Moneyline betting is an incredibly in-demand form of NBA betting, thanks in large part to how simple it is to grasp. With upsets being common in the NBA, there are plenty of opportunities to find value when betting on NBA moneylines. In this guide to NBA moneyline betting, find out what the moneyline consists of and what bettors should know before they place their moneyline wagers in pro basketball.
What is NBA Moneyline Betting?
Moneyline betting is a market where bettors are asked to predict which team will come out on top in an NBA game. It doesn’t matter how much that team wins by or how many points they score. All that matters for the purposes of this market is whether or not a bettor is able to accurately predict which side is going to be victorious when the final buzzer sounds.

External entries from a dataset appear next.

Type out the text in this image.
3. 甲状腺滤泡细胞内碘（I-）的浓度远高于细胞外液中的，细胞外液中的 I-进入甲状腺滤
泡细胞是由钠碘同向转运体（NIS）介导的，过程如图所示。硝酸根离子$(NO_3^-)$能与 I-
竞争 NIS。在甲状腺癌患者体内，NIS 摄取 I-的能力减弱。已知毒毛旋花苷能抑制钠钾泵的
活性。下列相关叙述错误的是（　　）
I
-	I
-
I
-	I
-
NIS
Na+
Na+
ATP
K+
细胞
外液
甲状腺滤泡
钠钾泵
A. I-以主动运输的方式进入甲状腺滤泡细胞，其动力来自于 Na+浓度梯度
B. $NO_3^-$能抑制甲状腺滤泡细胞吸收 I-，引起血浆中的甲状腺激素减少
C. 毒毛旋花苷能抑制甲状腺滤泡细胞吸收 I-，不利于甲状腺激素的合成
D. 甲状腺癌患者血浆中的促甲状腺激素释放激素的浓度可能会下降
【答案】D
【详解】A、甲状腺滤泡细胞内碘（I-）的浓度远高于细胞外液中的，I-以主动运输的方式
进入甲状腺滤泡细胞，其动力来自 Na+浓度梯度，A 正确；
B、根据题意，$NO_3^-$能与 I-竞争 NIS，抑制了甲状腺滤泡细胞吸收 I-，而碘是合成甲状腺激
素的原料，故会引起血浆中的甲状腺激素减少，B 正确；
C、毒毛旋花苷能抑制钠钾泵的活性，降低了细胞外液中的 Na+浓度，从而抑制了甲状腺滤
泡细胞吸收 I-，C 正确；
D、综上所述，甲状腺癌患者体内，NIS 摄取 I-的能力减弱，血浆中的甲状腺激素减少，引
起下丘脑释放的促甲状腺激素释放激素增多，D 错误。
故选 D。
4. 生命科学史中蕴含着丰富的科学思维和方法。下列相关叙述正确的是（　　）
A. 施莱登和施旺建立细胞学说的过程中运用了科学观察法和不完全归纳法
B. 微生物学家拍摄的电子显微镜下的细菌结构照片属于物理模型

In moneyline betting, bettors are required to lay extra juice or vig with the team that is favored, whereas they can bet underdogs at a plus price. For example, let’s say the Milwaukee Bucks are -150 favorites over the Miami Heat, who are +125 underdogs. In this example, bettors would have to bet $150 to win $100 on the Bucks or bet $100 to win $125 on the Heat.
How to Place an NBA Moneyline Bet
To place an NBA moneyline bet, bettors have to go to the NBA betting section of their preferred sportsbook. From there, they can select which NBA game they want to wager on and select which side of the moneyline they want to bet on. Once selected, bettors can enter the amount they wish to risk on that moneyline wager and finalize their bet.
Pros and Cons of NBA Moneyline Betting
The biggest positive to moneyline betting on NBA games is the fact that bettors don’t need to worry about the margin of victory or anything like that when they do it. The only thing that matters when betting on NBA moneylines is which team wins that game. The game can even go to overtime, and as long as a bettor picks the winner when overtime is completed, they will cash their ticket.
Another big plus to moneyline betting in pro basketball is the fact that there is often some real value to betting underdogs. Getting home underdogs at a plus price can be profitable in many cases, as teams tend to perform better at home than they do on the road in the NBA. Bettors who can identify those opportunities can usually do very well for themselves, picking straight-up winners.
On the other hand, the biggest negative of NBA moneyline betting is the prospect of having to lay juice with favorites. Heavy favorites are essentially unplayable on the moneyline market, as bettors may have to lay upwards of $1,000 or more just to win $100 on those heavily favored teams. For bettors who like playing favorites, the point spread market may be the route they want to take instead.